Rabies in cats is entirely preventable. Have your cat vaccinated against rabies and get boosters as required. Most rabies boosters are given every one or three years depending on the vaccination used by your veterinarian. Rabies vaccine is the only way to ensure your cat will not die from rabies because the rabies virus is fatal.

It's generally best to have your cat vaccinated against rabies at three months. That initial rabies vaccination is valid for a year. After that, there is a three-year rabies booster available. Check current rabies vaccination laws with your state. Laws frequently change. Some states are now switching to the three-year rabies vaccination schedules, but others still want rabies vaccine boosters yearly.

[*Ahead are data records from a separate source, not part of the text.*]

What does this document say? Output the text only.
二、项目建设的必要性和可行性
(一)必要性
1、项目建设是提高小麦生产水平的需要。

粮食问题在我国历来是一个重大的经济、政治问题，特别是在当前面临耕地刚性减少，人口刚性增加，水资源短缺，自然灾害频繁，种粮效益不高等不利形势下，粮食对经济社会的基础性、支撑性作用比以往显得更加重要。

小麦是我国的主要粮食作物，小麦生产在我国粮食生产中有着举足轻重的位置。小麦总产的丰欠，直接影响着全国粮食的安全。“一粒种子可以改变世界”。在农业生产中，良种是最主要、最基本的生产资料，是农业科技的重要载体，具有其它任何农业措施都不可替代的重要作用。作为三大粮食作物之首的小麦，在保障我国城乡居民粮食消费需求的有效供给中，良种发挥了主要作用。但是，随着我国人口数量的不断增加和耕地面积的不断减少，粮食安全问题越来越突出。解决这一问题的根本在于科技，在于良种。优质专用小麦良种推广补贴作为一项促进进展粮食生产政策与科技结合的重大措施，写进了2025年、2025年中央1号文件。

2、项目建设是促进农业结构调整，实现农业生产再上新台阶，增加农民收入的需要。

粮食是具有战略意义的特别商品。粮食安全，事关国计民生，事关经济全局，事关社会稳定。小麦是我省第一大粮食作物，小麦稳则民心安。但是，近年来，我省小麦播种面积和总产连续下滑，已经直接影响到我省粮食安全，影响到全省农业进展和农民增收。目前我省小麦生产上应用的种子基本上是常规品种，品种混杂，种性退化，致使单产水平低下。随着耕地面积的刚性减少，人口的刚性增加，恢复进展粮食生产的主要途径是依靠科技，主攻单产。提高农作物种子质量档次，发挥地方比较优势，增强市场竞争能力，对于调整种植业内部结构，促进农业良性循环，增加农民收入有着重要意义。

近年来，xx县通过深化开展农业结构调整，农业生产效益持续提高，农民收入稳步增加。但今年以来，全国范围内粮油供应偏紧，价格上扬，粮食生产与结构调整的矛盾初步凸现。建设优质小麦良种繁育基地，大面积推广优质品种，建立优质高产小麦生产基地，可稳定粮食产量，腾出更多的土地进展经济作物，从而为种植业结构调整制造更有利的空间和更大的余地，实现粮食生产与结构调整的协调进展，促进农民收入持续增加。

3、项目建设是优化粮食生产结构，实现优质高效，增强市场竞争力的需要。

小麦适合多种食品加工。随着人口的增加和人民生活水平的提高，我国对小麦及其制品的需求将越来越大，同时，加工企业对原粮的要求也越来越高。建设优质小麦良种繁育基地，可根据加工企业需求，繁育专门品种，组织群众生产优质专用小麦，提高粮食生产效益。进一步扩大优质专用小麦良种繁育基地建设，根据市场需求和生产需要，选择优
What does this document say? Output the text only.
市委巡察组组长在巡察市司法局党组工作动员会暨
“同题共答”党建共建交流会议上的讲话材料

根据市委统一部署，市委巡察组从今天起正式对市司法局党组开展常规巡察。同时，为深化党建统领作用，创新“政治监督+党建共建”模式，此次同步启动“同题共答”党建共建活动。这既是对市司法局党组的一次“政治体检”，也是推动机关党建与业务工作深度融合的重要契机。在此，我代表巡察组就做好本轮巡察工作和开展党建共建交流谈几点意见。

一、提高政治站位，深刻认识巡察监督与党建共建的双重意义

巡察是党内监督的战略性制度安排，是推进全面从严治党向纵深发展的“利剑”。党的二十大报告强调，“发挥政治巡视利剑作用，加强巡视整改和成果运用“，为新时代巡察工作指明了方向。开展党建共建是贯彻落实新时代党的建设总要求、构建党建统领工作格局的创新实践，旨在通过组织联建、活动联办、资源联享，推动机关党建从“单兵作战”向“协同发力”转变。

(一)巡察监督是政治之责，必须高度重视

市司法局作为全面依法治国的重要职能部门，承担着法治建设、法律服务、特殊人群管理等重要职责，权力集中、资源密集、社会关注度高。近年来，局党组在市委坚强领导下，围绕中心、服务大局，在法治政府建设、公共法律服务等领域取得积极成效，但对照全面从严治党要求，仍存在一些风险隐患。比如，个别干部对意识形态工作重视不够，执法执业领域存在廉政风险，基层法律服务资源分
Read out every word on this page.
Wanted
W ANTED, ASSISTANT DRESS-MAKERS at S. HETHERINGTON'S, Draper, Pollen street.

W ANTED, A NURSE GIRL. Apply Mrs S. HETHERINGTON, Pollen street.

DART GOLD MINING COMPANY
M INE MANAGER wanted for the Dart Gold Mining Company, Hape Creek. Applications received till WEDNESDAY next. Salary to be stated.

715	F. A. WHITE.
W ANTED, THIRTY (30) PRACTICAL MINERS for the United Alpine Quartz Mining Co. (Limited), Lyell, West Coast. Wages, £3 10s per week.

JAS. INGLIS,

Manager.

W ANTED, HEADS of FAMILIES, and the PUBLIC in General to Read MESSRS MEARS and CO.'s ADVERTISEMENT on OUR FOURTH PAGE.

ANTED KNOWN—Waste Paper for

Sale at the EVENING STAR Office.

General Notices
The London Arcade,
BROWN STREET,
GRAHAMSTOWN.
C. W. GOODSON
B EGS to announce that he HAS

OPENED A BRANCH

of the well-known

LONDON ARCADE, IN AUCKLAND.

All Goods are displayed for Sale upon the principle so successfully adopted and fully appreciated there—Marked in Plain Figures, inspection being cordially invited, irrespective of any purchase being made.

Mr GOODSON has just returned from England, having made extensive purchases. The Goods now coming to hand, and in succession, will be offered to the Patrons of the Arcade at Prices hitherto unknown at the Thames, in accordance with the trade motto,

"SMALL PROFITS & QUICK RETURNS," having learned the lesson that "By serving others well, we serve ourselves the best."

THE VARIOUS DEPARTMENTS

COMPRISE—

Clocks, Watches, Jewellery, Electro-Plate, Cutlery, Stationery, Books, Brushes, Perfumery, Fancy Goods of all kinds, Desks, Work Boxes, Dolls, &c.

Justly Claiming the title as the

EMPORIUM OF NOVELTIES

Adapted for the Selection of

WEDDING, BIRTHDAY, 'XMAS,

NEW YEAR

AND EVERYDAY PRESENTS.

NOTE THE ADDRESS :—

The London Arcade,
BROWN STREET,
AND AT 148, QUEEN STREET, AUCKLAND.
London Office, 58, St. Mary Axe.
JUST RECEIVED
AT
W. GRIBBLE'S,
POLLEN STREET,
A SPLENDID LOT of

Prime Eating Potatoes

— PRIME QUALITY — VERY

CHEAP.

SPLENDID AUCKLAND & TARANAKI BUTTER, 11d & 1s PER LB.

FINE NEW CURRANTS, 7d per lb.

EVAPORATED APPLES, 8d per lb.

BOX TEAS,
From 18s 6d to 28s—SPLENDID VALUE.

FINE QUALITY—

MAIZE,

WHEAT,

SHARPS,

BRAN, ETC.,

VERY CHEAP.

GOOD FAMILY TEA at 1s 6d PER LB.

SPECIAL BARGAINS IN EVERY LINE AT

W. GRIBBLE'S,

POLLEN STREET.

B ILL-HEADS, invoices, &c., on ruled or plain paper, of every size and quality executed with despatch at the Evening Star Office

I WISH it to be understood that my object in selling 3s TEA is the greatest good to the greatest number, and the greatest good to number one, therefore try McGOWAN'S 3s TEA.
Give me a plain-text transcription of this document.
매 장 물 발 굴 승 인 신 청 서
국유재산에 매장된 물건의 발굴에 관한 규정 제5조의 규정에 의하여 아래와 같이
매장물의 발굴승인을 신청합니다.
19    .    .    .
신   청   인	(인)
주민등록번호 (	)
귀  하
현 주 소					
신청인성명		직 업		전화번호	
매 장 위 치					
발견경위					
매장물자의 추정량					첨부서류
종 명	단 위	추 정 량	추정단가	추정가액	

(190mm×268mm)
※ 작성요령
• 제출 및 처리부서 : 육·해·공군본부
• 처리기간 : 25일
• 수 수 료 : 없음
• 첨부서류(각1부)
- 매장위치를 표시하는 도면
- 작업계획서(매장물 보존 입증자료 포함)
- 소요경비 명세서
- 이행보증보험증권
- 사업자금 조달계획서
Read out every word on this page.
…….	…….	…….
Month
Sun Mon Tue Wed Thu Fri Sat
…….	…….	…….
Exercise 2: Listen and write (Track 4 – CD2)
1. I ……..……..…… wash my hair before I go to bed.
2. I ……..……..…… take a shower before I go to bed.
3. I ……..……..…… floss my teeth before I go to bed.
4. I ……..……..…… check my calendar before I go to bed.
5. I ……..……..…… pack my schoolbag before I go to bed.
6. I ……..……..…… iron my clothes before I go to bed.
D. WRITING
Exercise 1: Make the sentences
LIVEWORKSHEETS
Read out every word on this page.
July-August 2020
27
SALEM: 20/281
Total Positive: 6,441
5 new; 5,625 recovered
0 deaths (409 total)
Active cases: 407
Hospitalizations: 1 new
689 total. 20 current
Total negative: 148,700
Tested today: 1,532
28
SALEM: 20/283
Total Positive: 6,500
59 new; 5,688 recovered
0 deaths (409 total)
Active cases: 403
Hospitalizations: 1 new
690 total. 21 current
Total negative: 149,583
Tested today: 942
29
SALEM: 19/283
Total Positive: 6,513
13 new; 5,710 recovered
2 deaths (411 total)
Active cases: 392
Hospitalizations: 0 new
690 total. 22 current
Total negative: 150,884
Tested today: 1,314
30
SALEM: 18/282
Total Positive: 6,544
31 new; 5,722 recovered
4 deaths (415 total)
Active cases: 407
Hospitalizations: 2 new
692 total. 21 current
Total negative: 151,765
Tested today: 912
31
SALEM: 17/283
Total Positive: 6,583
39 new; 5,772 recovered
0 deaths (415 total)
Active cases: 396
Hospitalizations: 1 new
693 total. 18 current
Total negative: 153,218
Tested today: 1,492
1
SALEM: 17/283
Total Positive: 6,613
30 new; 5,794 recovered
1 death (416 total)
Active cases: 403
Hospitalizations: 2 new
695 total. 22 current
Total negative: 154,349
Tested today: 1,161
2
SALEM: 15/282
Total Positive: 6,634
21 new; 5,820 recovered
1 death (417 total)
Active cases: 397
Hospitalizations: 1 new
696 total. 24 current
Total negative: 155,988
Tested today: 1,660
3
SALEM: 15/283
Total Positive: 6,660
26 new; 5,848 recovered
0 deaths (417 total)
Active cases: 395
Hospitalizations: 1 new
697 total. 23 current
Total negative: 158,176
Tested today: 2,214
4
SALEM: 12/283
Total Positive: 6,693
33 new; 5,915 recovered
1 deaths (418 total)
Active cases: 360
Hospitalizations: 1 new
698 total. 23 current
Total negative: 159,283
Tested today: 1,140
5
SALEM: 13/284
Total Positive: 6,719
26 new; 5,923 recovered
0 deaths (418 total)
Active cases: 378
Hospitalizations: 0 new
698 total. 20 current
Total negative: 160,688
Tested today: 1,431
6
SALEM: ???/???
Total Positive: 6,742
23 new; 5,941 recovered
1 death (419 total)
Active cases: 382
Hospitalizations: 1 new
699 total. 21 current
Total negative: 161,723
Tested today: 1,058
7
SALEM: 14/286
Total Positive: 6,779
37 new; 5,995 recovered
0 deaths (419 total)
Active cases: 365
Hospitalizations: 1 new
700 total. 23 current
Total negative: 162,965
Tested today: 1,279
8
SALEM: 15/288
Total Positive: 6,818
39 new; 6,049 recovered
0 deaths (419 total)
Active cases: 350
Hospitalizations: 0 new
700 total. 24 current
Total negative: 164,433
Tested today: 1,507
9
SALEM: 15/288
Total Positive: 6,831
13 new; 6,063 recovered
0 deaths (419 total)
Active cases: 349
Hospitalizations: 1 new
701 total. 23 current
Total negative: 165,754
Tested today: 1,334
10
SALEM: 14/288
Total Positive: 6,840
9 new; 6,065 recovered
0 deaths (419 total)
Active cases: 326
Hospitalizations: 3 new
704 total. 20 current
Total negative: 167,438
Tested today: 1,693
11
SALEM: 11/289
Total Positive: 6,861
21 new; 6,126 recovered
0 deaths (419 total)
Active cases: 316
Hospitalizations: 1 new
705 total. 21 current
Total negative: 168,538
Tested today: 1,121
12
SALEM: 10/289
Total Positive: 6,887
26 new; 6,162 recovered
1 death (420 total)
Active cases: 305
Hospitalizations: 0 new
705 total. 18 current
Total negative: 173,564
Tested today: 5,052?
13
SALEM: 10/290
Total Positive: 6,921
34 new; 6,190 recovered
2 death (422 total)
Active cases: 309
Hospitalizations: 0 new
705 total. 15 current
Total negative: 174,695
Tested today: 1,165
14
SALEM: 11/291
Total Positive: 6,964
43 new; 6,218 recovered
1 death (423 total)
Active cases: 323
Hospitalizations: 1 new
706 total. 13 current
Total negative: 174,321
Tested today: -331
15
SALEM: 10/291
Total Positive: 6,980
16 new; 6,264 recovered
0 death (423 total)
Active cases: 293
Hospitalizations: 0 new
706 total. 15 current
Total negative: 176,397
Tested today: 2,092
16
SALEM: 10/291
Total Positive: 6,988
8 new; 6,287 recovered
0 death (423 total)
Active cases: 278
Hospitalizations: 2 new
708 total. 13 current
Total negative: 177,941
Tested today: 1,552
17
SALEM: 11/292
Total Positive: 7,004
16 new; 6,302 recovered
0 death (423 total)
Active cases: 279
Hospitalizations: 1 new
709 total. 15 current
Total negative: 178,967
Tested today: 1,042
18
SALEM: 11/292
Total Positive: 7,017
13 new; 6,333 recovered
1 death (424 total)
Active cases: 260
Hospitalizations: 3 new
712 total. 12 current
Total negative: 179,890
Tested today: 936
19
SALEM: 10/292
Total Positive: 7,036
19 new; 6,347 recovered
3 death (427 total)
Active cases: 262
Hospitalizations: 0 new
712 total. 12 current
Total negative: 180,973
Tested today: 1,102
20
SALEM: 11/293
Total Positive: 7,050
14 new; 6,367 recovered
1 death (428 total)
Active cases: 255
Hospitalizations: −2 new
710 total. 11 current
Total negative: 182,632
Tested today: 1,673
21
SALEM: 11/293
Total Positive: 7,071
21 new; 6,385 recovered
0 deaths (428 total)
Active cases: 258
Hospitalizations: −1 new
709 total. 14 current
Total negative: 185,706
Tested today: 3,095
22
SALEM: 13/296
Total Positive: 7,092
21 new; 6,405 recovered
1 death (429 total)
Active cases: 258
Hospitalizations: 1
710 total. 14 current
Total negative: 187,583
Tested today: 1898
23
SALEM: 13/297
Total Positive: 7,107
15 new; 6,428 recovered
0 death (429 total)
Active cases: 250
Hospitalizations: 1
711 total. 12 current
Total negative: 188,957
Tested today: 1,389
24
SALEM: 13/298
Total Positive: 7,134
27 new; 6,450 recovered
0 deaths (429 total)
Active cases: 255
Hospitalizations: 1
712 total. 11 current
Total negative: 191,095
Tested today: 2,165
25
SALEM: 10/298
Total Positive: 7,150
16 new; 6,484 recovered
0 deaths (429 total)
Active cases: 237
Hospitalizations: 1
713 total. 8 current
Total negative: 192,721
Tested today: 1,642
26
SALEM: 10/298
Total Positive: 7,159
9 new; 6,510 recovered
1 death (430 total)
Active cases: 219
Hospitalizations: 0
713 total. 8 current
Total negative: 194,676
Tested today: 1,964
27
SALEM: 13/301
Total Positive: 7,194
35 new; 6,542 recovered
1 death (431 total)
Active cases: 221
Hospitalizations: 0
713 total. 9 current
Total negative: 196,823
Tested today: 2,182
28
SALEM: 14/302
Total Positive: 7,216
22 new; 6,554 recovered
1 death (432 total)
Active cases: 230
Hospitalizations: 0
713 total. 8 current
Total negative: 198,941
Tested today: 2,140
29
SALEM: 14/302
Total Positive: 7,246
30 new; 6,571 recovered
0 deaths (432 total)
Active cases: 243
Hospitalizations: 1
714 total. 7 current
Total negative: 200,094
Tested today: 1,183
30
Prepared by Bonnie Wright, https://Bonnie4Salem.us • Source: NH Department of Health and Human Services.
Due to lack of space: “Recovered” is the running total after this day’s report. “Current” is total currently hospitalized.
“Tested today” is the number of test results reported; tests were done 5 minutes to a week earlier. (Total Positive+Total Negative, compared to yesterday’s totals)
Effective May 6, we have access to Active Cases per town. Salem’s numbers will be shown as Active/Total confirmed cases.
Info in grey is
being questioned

There Is No Cure or Treatment for Rabies in Cats

Rabies has no cure. If your unvaccinated cat contracts the disease, he will die. It's better to have your pet euthanized than to make him suffer through the three stages of the disease. Have your pet vaccinated and make sure all boosters are up to date to prevent the disease. Keep your pet indoors where the chances of exposure to a rabies-positive wild animal is reduced.

How Rabies in Cats Is Contracted

If your cat is not vaccinated, should an infected animal bites or scratches your cat, rabies is a serious possibility. While it's less common for rabies to spread that way, if the infected animal had been licking or biting its nails, there is the chance saliva could enter the scratch.

Common carriers of rabies include bats, coyotes, foxes, raccoons and skunks. Raccoons are the most common carrier and bats are second. Even indoor cats can be at risk if an infected bat or raccoon makes its way into your home, either through an open window, door or even chimney.

Stages of Rabies in Cats

The first stage of rabies occurs for a couple days and usually begins four to six weeks after being bitten. The animal goes through a series of behavioral changes, usually becoming shy and nervous. A fever usually sets in. In the second stage, cats become moody and restless. Disorientation sets in.

During the third, final stage, usually within a week after initial signs. The cat often drools excessively and breathing patterns change. Throat muscles weaken making it hard for the cat to swallow. The cat will gradually go into respiratory failure and succumb to the rabies virus.

What Happens if Your Cat Is Bitten or Scratched

Unless someone safely captures the animal that bit or scratched your cat, it's unlikely you'll know if the attacking animal had rabies. Most authorities feel it is safer to have your unvaccinated cat euthanized before the virus advances.

If you are adamantly against euthanization, your cat will have to remain quarantined and monitored for signs of rabies in cats, usually for six months. You'll be required to pay for the quarantine. If no signs appear after six months, your pet will be vaccinated and then released a month later. Vaccinated pets are quarantined for up to two months as a precaution.